Writing is hard. Being alone with one’s own thoughts is hard. Being quiet is hard. The internet is easy, and validating, and distracting. It doesn’t ask you to confront your deepest fears and most painful memories. It doesn’t force you to be honest with yourself. It doesn’t ask anything of you, really. It’s the all singing, all dancing, constantly updated, constantly moving show of lights and colors and witticisms in 140 characters.

I believe that our subconscious minds are much smarter than our conscious minds. After all, our subconscious minds build our dreams for us, build them by pulling together disparate images and people and moments, by creating a language of strange imagery and metaphor in order to help us gain greater understanding of the things we think about, our concerns and fears and wishes. Isn’t this our job as writers, as well? I believe the best writing comes from our subconscious — it percolates there, beneath the surface, and emerges as inspiration. The trick is that we must step out of our own way in order to access it — must not let the conscious mind interrupt with its nervous chatter — and the only way to do so is to be quiet. To focus. To be alone with our own thoughts.

In the book Now Write! Katherine A. Vaz proposes what she calls a “Tabula Rasa Experiment”:

Spend an entire twenty-four hours (a whole weekend if you can) in “silence” and “waiting upon.” Don’t read, don’t watch TV, don’t flip through magazines. Don’t clutter your brain. Avoid busywork. Some people are seized with a manic desire to clean their house, straighten their files, or cook rather than be alone with their minds and hearts. Note what your impulse is to do, and return to a sense of calm and quiet and inaction. You don’t have to take a vow of perfect silence or lie in a darkened room. Go ahead an chat with your roommate. Maybe listen to some music. Don’t nap. This is wakefulness. Go for a walk or a swim, but don’t make this an excuse to run errands or go sightseeing or shopping.

Although you should refrain from plotting or writing, jot notes on what comes up for you. Images, memories, odd bits of speech, curious abstractions. See what wells up: pictures and sounds, or notes dictating measures to you of a music that’s purely your own.

I shared this passage with my students, and we all agreed that the proposition was completely terrifying. Which — as my 21 year old self would remind me — means it’s something I should probably at least try. And if 24 hours or a whole weekend is too much to spend dreaming and moodling, then at least I can make an effort to make more time in my day for mindfulness. To unplug more often, on purpose. To spend an hour lying in the hammock, watching the clouds. To lie quiet, without reading, in bed before falling asleep. To sit in that cafe alone, without pulling out my phone, and idly eavesdrop before pulling out my journal to write.

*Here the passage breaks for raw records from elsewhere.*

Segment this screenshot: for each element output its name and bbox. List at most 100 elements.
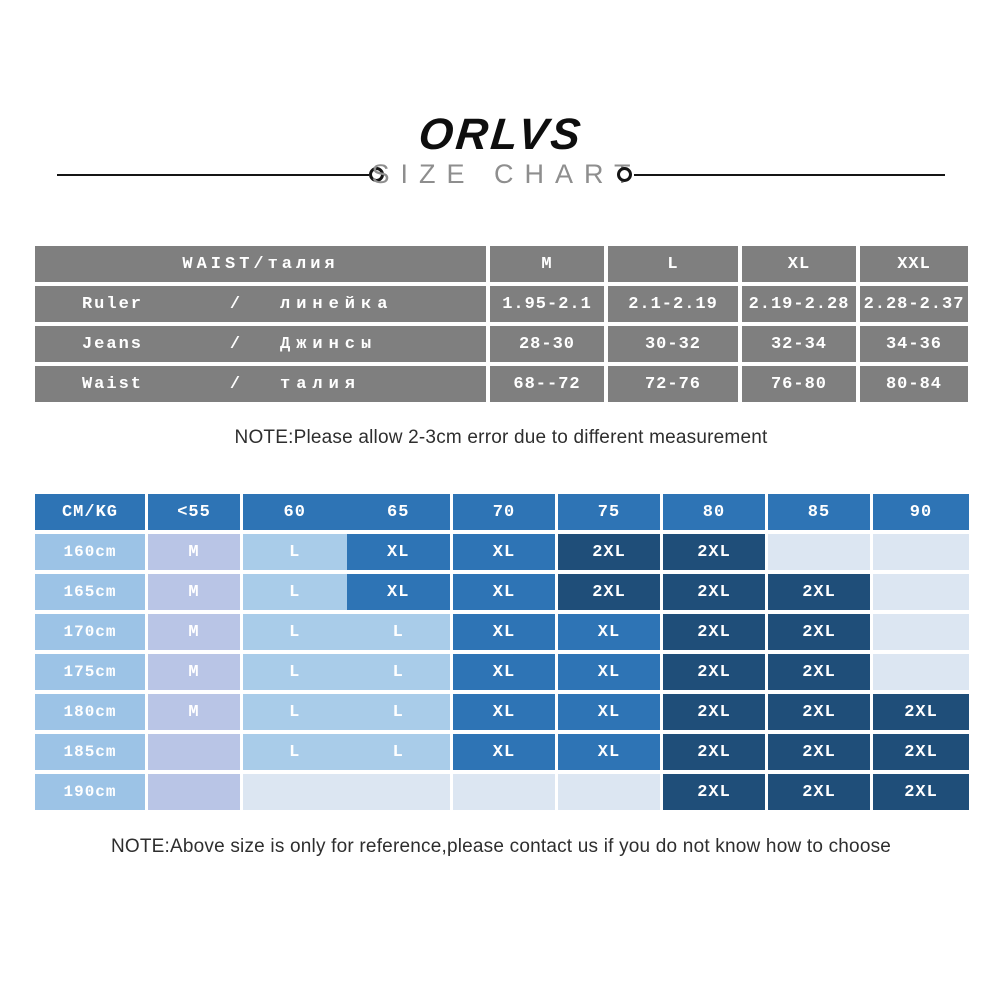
height-weight-size-table: CM/KG <55 60 65 70 75 80 85 90 160cm M L… bbox=[35, 494, 969, 810]
size-cell: 2XL bbox=[768, 614, 870, 650]
size-cell: L bbox=[243, 694, 347, 730]
height-label-cell: 180cm bbox=[35, 694, 145, 730]
waist-column-header: M bbox=[490, 246, 604, 282]
weight-header-cell: 65 bbox=[346, 494, 450, 530]
row-label-slash: / bbox=[229, 334, 241, 354]
waist-value-cell: 80-84 bbox=[860, 366, 968, 402]
size-cell bbox=[873, 654, 969, 690]
waist-value-cell: 76-80 bbox=[742, 366, 856, 402]
waist-value-cell: 28-30 bbox=[490, 326, 604, 362]
size-cell: 2XL bbox=[768, 574, 870, 610]
size-cell: L bbox=[346, 694, 450, 730]
size-cell: XL bbox=[453, 534, 555, 570]
size-cell: XL bbox=[558, 694, 660, 730]
decor-line-right bbox=[634, 174, 945, 176]
size-cell: 2XL bbox=[663, 654, 765, 690]
height-label-cell: 165cm bbox=[35, 574, 145, 610]
size-cell: 2XL bbox=[663, 574, 765, 610]
height-label-cell: 175cm bbox=[35, 654, 145, 690]
size-cell bbox=[873, 614, 969, 650]
size-cell: 2XL bbox=[768, 734, 870, 770]
size-cell: L bbox=[243, 534, 347, 570]
row-label-slash: / bbox=[229, 374, 241, 394]
waist-value-cell: 30-32 bbox=[608, 326, 738, 362]
size-cell: XL bbox=[558, 654, 660, 690]
size-cell bbox=[453, 774, 555, 810]
weight-header-merged-60-65: 60 65 bbox=[243, 494, 450, 530]
size-cell: 2XL bbox=[768, 694, 870, 730]
size-cell bbox=[243, 774, 347, 810]
size-cell: L bbox=[346, 614, 450, 650]
waist-column-header: XL bbox=[742, 246, 856, 282]
size-cell-merged-60-65: L L bbox=[243, 734, 450, 770]
size-cell: L bbox=[346, 734, 450, 770]
decor-circle-right-icon bbox=[617, 167, 632, 182]
height-label-cell: 190cm bbox=[35, 774, 145, 810]
size-cell: 2XL bbox=[873, 774, 969, 810]
size-cell: XL bbox=[453, 694, 555, 730]
size-cell: M bbox=[148, 654, 240, 690]
row-label-ru: талия bbox=[280, 374, 362, 394]
size-cell: 2XL bbox=[873, 734, 969, 770]
weight-header-cell: 75 bbox=[558, 494, 660, 530]
size-cell: 2XL bbox=[873, 694, 969, 730]
weight-header-cell: 70 bbox=[453, 494, 555, 530]
row-label-en: Waist bbox=[81, 374, 143, 394]
waist-column-header: XXL bbox=[860, 246, 968, 282]
height-label-cell: 160cm bbox=[35, 534, 145, 570]
size-cell: 2XL bbox=[558, 534, 660, 570]
size-cell: 2XL bbox=[663, 734, 765, 770]
waist-value-cell: 2.1-2.19 bbox=[608, 286, 738, 322]
weight-header-cell: 90 bbox=[873, 494, 969, 530]
height-label-cell: 185cm bbox=[35, 734, 145, 770]
decor-circle-left-icon bbox=[369, 167, 384, 182]
size-cell-merged-60-65: L L bbox=[243, 614, 450, 650]
size-cell: XL bbox=[346, 534, 450, 570]
row-label-ru: линейка bbox=[280, 294, 394, 314]
size-cell: 2XL bbox=[663, 694, 765, 730]
height-label-cell: 170cm bbox=[35, 614, 145, 650]
waist-table-title-cell: WAIST/талия bbox=[35, 246, 486, 282]
size-cell: L bbox=[243, 614, 347, 650]
row-label-slash: / bbox=[229, 294, 241, 314]
size-cell: XL bbox=[453, 654, 555, 690]
row-label-en: Jeans bbox=[81, 334, 143, 354]
weight-header-cell: <55 bbox=[148, 494, 240, 530]
size-cell: 2XL bbox=[663, 534, 765, 570]
size-cell bbox=[346, 774, 450, 810]
row-label-en: Ruler bbox=[81, 294, 143, 314]
size-cell: XL bbox=[453, 734, 555, 770]
size-cell: XL bbox=[453, 614, 555, 650]
waist-value-cell: 68--72 bbox=[490, 366, 604, 402]
row-label-ru: Джинсы bbox=[280, 334, 378, 354]
weight-header-cell: 60 bbox=[243, 494, 347, 530]
size-cell: L bbox=[346, 654, 450, 690]
size-cell: 2XL bbox=[663, 774, 765, 810]
waist-row-label: Ruler / линейка bbox=[35, 286, 486, 322]
waist-value-cell: 2.19-2.28 bbox=[742, 286, 856, 322]
reference-note: NOTE:Above size is only for reference,pl… bbox=[110, 836, 892, 857]
size-cell: 2XL bbox=[558, 574, 660, 610]
size-cell: XL bbox=[558, 734, 660, 770]
waist-value-cell: 1.95-2.1 bbox=[490, 286, 604, 322]
waist-column-header: L bbox=[608, 246, 738, 282]
size-cell: L bbox=[243, 654, 347, 690]
size-cell bbox=[148, 734, 240, 770]
waist-value-cell: 34-36 bbox=[860, 326, 968, 362]
table-corner-cell: CM/KG bbox=[35, 494, 145, 530]
size-cell: M bbox=[148, 574, 240, 610]
size-cell bbox=[558, 774, 660, 810]
waist-value-cell: 2.28-2.37 bbox=[860, 286, 968, 322]
size-cell: 2XL bbox=[663, 614, 765, 650]
weight-header-cell: 80 bbox=[663, 494, 765, 530]
size-cell: M bbox=[148, 694, 240, 730]
size-cell bbox=[148, 774, 240, 810]
size-cell: XL bbox=[346, 574, 450, 610]
size-cell: L bbox=[243, 734, 347, 770]
size-cell bbox=[873, 574, 969, 610]
decor-line-left bbox=[57, 174, 369, 176]
size-cell: M bbox=[148, 534, 240, 570]
size-cell: XL bbox=[558, 614, 660, 650]
size-cell: 2XL bbox=[768, 654, 870, 690]
waist-value-cell: 32-34 bbox=[742, 326, 856, 362]
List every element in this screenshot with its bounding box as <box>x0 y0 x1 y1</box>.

I’ll re-teach myself how to be quiet, and how to listen to myself. I’ll relearn how to be alone.

9 Replies to “Deb Molly Has Forgotten How to Be Alone”

  1. I totally get where you’re coming from, Molly. I’m am not a journaller, but I do need that quiet of walking or laying in the bath to let my subconscious percolate. This relates a lot to Erika’s post from yesterday about stepping away to give your brain space to fill in the gaps.

    1. We talk a lot about BIC and sitting down every day to do the work, but the imagining time is important too! I just have to be honest with myself about what’s actually “imagining time” — shopping on etsy.com? not so much.

  2. I love this post. I think this is why my best ideas come to me while I’m in the shower. Lord help me if they ever invent a waterproof iphone case… And if it already exists, please please don’t send me a link!!!

  3. Molly, this is spot on. I think about this, worry about this, all the time. And having a baby has made me consider the problem with a new sense of urgency. When I’m with her, I want to be WITH her. When I’m writing, I want to be writing. We’ve lost the ability to do one thing at a time.

  4. I miss being quiet so very much. I used to walk around our farm in summer just *noticing* things as a kid, or sitting on the couch and stare out the window in the winter. I used to sit in the car while my parents drove and look out and think about things. I miss it and I don’t even know how one gets back to that, in a world like the one in which I currently live. A sad thing, I guess.